On December 17, 2009, the Federal Energy Regulatory Commission ("FERC") issued three enforcement-related publications that highlight the Office of Enforcement's enforcement priorities and provide additional clarity regarding the enforcement process. They are: (1) the 2009 Report on Enforcement, (2) an order permitting Enforcement staff to make public certain limited information about ongoing investigations, and (3) a policy statement directing staff to disclose exculpatory information in administrative enforcement proceedings.

2009 Report on Enforcement

The 2009 Report on Enforcement[1] highlights investigation statistics from the past year and outlines FERC's enforcement priorities for 2010. Compared to 2008, 2009 saw more self-reports, more settlements, and increased civil penalty payments.

FERC Enforcement has provided the industry with a list of priorities for the coming year. Looking forward to 2010, FERC's priorities include focusing enforcement resources on:

  • fraud and market manipulation,
  • serious violations of reliability standards,
  • anticompetitive conduct, and
  • conduct that threatens transparency in regulated markets.

Importantly, FERC has indicated that it will give highest priority to cases involving harm to the public or significant gains to the violator or losses to the victims of the misconduct.

Order Authorizing Secretary to Issue Staff's Preliminary Notice of Violations

FERC's second enforcement-related issuance—an Order Authorizing Secretary to Issue Staff's Preliminary Notice of Violations[2]—permits Enforcement staff to make public certain high-level information about ongoing investigations. Specifically, if the Office of Enforcement makes a preliminary determination that the subject of its investigation has violated a FERC regulation, statute, or order, Enforcement staff may then authorize the public issuance of a Preliminary Notice of Violation(s) after privately notifying the alleged wrongdoer and providing opportunity to respond to the preliminary determination. This Notice will include:

  • the identity of the subject(s) under investigation,
  • the time and place of the alleged conduct,
  • the rules, regulations, statutes, or orders that staff alleges were violated, and a concise description of the alleged wrongful conduct.

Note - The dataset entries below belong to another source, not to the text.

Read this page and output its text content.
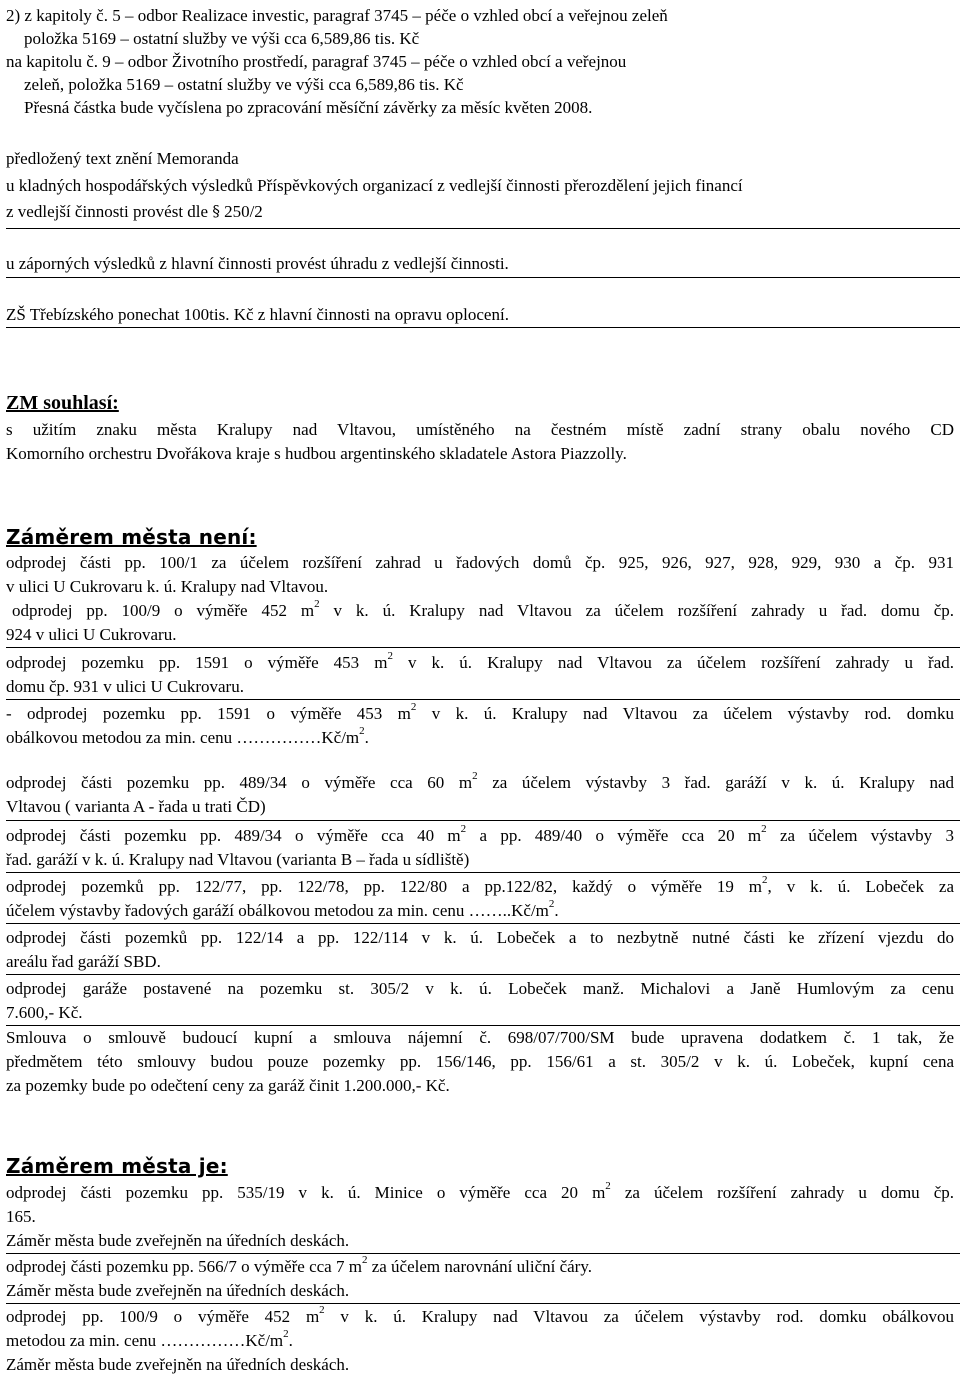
2) z kapitoly č. 5 – odbor Realizace investic, paragraf 3745 – péče o vzhled obcí a veřejnou zeleň
položka 5169 – ostatní služby ve výši cca 6,589,86 tis. Kč
na kapitolu č. 9 – odbor Životního prostředí, paragraf 3745 – péče o vzhled obcí a veřejnou
zeleň, položka 5169 – ostatní služby ve výši cca 6,589,86 tis. Kč
Přesná částka bude vyčíslena po zpracování měsíční závěrky za měsíc květen 2008.
předložený text znění Memoranda
u kladných hospodářských výsledků Příspěvkových organizací z vedlejší činnosti přerozdělení jejich financí
z vedlejší činnosti provést dle § 250/2
u záporných výsledků z hlavní činnosti provést úhradu z vedlejší činnosti.
ZŠ Třebízského ponechat 100tis. Kč z hlavní činnosti na opravu oplocení.
ZM souhlasí:
s užitím znaku města Kralupy nad Vltavou, umístěného na čestném místě zadní strany obalu nového CD
Komorního orchestru Dvořákova kraje s hudbou argentinského skladatele Astora Piazzolly.
Záměrem města není:
odprodej části pp. 100/1 za účelem rozšíření zahrad u řadových domů čp. 925, 926, 927, 928, 929, 930 a čp. 931
v ulici U Cukrovaru k. ú. Kralupy nad Vltavou.
odprodej pp. 100/9 o výměře 452 $m^2$ v k. ú. Kralupy nad Vltavou za účelem rozšíření zahrady u řad. domu čp.
924 v ulici U Cukrovaru.
odprodej pozemku pp. 1591 o výměře 453 $m^2$ v k. ú. Kralupy nad Vltavou za účelem rozšíření zahrady u řad.
domu čp. 931 v ulici U Cukrovaru.
- odprodej pozemku pp. 1591 o výměře 453 $m^2$ v k. ú. Kralupy nad Vltavou za účelem výstavby rod. domku
obálkovou metodou za min. cenu $\dots\dots\dots\dots\dots Kč/m^2$.
odprodej části pozemku pp. 489/34 o výměře cca 60 $m^2$ za účelem výstavby 3 řad. garáží v k. ú. Kralupy nad
Vltavou ( varianta A - řada u trati ČD)
odprodej části pozemku pp. 489/34 o výměře cca 40 $m^2$ a pp. 489/40 o výměře cca 20 $m^2$ za účelem výstavby 3
řad. garáží v k. ú. Kralupy nad Vltavou (varianta B – řada u sídliště)
odprodej pozemků pp. 122/77, pp. 122/78, pp. 122/80 a pp.122/82, každý o výměře 19 $m^2$, v k. ú. Lobeček za
účelem výstavby řadových garáží obálkovou metodou za min. cenu $\dots\dots..Kč/m^2$.
odprodej části pozemků pp. 122/14 a pp. 122/114 v k. ú. Lobeček a to nezbytně nutné části ke zřízení vjezdu do
areálu řad garáží SBD.
odprodej garáže postavené na pozemku st. 305/2 v k. ú. Lobeček manž. Michalovi a Janě Humlovým za cenu
7.600,- Kč.
Smlouva o smlouvě budoucí kupní a smlouva nájemní č. 698/07/700/SM bude upravena dodatkem č. 1 tak, že
předmětem této smlouvy budou pouze pozemky pp. 156/146, pp. 156/61 a st. 305/2 v k. ú. Lobeček, kupní cena
za pozemky bude po odečtení ceny za garáž činit 1.200.000,- Kč.
Záměrem města je:
odprodej části pozemku pp. 535/19 v k. ú. Minice o výměře cca 20 $m^2$ za účelem rozšíření zahrady u domu čp.
165.
Záměr města bude zveřejněn na úředních deskách.
odprodej části pozemku pp. 566/7 o výměře cca 7 $m^2$ za účelem narovnání uliční čáry.
Záměr města bude zveřejněn na úředních deskách.
odprodej pp. 100/9 o výměře 452 $m^2$ v k. ú. Kralupy nad Vltavou za účelem výstavby rod. domku obálkovou
metodou za min. cenu $\dots\dots\dots\dots\dots Kč/m^2$.
Záměr města bude zveřejněn na úředních deskách.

Up until now, investigations have become public only after FERC reaches a settlement or issues an order to show cause, or the subject of the investigation discloses the matter itself. (In fact, most investigations are closed without ever becoming public.) As a FERC staffer explained at December's open meeting, the new disclosure process is meant to balance the Commission's interest in transparent proceedings with the privacy interest of the alleged wrongdoer. From a practical standpoint, most Notices will disclose at an earlier date information that will eventually be made public in a settlement or show cause order. But in those instances where a Notice is issued and Enforcement staff ultimately closes its investigation without need for settlement or further litigation, the Director of Enforcement may authorize a second issuance to publicly notice the terminated investigation. In any event, FERC makes clear that this new Notice process does not confer on third parties the right to intervene in the investigation or enforcement proceedings.

Policy Statement on Disclosure of Exculpatory Materials

FERC's third issuance, a Policy Statement on Disclosure of Exculpatory Materials,[3] formalizes a procedure requiring Enforcement staff to provide exculpatory evidence to subjects of investigations and respondents in administrative enforcement proceedings. In doing so, FERC takes as its model the Supreme Court's holding in Brady v. Maryland,[4] that the Due Process Clause of the Fifth Amendment requires disclosure of exculpatory or potentially exculpatory evidence "material to guilt or punishment" in criminal proceedings. Although FERC notes that Brady disclosure is not required in administrative enforcement proceeding—for example, the Federal Trade Commission, National Labor Relations Board, and the National Association of Securities Dealers do not require it—FERC joins the Securities and Exchange Commission and the Commodity Futures Trading Commission in providing for such disclosure of exculpatory evidence in its enforcement proceedings.